Gandhi knew that this song was uniquely about the African American experience of God: of suffering, of enslavement, of courage. And he knew that it said something the whole world needed about Easter: that God is there with the ones who suffer, holding them, weeping, staying.

Genesius, you will recall, is flat on his back at the corner of the stage. His fellow actors are pretending that his collapse is part of the show. After a few minutes they stop being able to think of funny things to fill in. They are wondering what to do. And then he sits up. And he says, “I have been researching in the churches, in the catacombs, at the tables. This is a place of the truest truth I have ever known. This is true for me. I believe in this.” He described how he was seeing angels. And he said they had a book, and his sins were written in it: the sins of being a part of the wealthy class, the community that had forgotten about the enslaved people, that was taking their wealth and forcing their suffering. He said he had come to believe in this God, this God of the angels. 

He called for the priest actor to Baptize him for real, right on that stage. The actor! And the Emperor Diocletian is furious. It was supposed to be a joke. His comedy, flipped upside down. And now it was so serious. 

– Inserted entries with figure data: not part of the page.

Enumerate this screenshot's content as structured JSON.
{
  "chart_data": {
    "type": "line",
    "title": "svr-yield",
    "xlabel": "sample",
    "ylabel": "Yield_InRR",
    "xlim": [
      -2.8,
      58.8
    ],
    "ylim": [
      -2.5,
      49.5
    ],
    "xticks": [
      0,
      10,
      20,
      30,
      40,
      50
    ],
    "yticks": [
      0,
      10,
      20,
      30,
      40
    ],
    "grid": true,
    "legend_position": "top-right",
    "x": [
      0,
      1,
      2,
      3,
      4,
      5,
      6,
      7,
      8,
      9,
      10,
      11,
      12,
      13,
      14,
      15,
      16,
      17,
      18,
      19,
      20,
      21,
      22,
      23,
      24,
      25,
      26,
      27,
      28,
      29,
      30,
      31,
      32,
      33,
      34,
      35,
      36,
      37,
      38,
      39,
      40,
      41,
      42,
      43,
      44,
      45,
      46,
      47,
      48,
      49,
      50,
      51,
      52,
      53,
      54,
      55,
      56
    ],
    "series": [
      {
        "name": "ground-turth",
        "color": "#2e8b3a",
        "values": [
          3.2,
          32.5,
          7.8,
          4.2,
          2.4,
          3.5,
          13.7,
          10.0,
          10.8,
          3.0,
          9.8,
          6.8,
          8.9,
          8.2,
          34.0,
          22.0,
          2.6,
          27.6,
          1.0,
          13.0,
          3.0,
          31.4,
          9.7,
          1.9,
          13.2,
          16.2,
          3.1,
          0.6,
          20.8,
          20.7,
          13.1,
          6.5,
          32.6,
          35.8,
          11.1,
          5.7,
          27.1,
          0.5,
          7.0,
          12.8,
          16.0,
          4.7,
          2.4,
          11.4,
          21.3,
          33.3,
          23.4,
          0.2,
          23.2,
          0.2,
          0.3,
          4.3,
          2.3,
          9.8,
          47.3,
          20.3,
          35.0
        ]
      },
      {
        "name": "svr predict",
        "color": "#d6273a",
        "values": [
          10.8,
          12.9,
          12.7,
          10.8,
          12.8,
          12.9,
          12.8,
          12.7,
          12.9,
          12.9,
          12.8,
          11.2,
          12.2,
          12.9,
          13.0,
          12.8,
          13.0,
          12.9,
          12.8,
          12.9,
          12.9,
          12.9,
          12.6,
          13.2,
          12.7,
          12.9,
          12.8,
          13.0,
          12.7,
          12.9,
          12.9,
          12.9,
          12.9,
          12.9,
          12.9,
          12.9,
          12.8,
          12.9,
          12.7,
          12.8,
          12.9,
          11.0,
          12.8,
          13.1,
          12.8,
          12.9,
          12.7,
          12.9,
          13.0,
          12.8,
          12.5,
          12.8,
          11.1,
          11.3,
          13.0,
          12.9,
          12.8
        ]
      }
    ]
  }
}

Genesius was Baptized that day. And he joyfully went to church from that day on. And he shared what he had. And he began to preach the peace that Peter preached to the Roman general Cornelius. 

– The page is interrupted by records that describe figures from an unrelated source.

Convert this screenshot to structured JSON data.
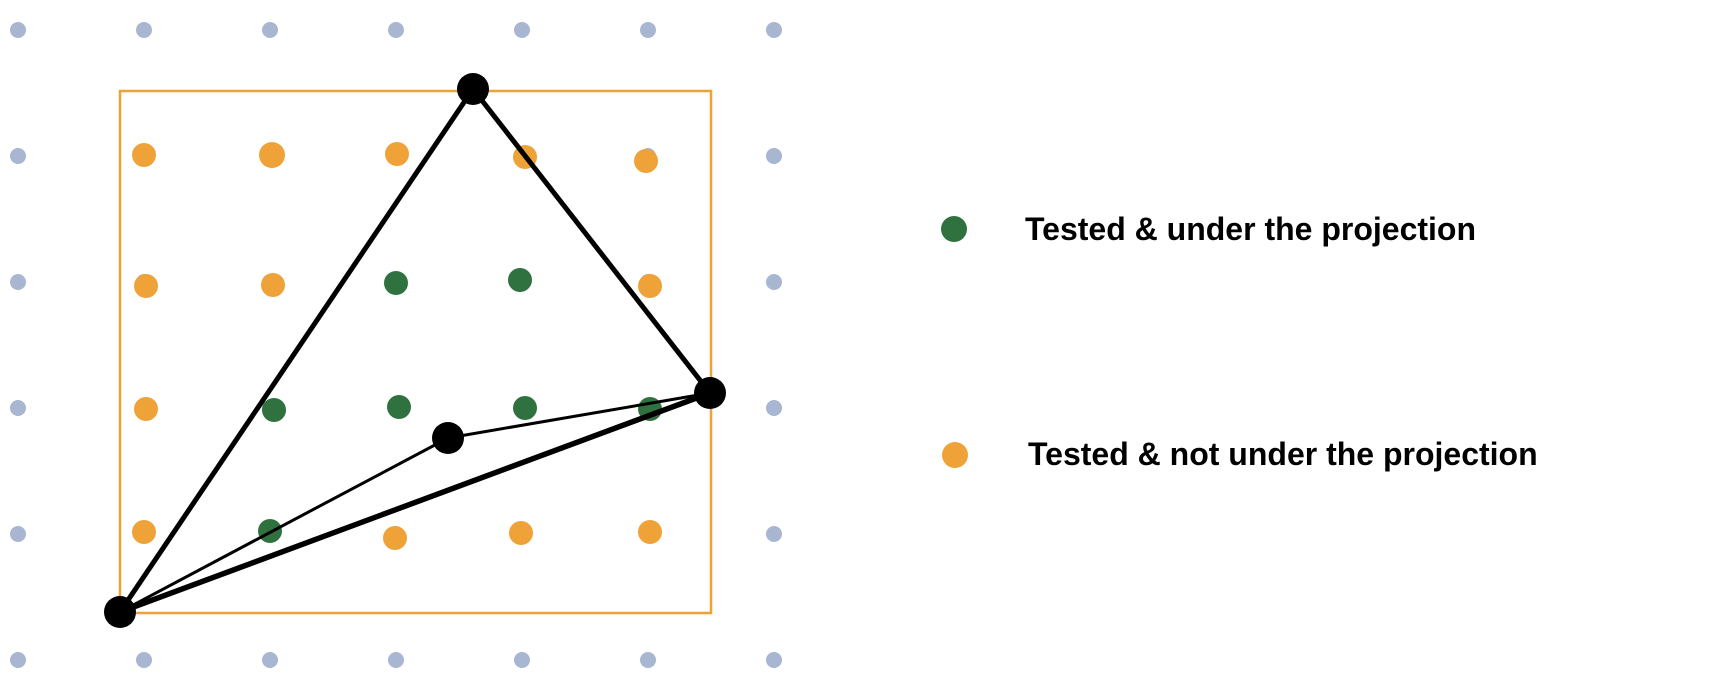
{
  "colors": {
    "grid_dot": "#a9b6d1",
    "tested_under": "#2f7240",
    "tested_not_under": "#eea238",
    "bounding_box": "#eea238",
    "vertex": "#000000",
    "edge": "#000000"
  },
  "grid": {
    "columns": 7,
    "rows": 6
  },
  "legend": {
    "items": [
      {
        "label": "Tested & under the projection",
        "kind": "tested_under"
      },
      {
        "label": "Tested & not under the projection",
        "kind": "tested_not_under"
      }
    ]
  }
}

Genesius was martyred for his conversion. Gandhi was too, in his own Hindu practices of preaching the peace. 

And we, who join our prayers together on Easter, have the most powerful challenge: to remember this:  that Luke wrote of a Christ who rose from the dead to preach peace, and the church which sprung up inspired shared everything that they had, and met everyone that they could, and fed them, and laughed with them. This is the message of Easter this year: a table full of crazy new friends, and a tree arching over your deepest humiliation and blessing you, and a song which knows that Jesus was here in the hearts and bodies of the most disinherited, willing them to keep trying, willing them to believe their better life was coming, on earth as it is in heaven. 

I invite you to it. And in conclusion, I would like to sing you Mozart’s Alleluia, from the Exultate Jubilate. 

Alleluia, alleluia, alleluia, alleluia.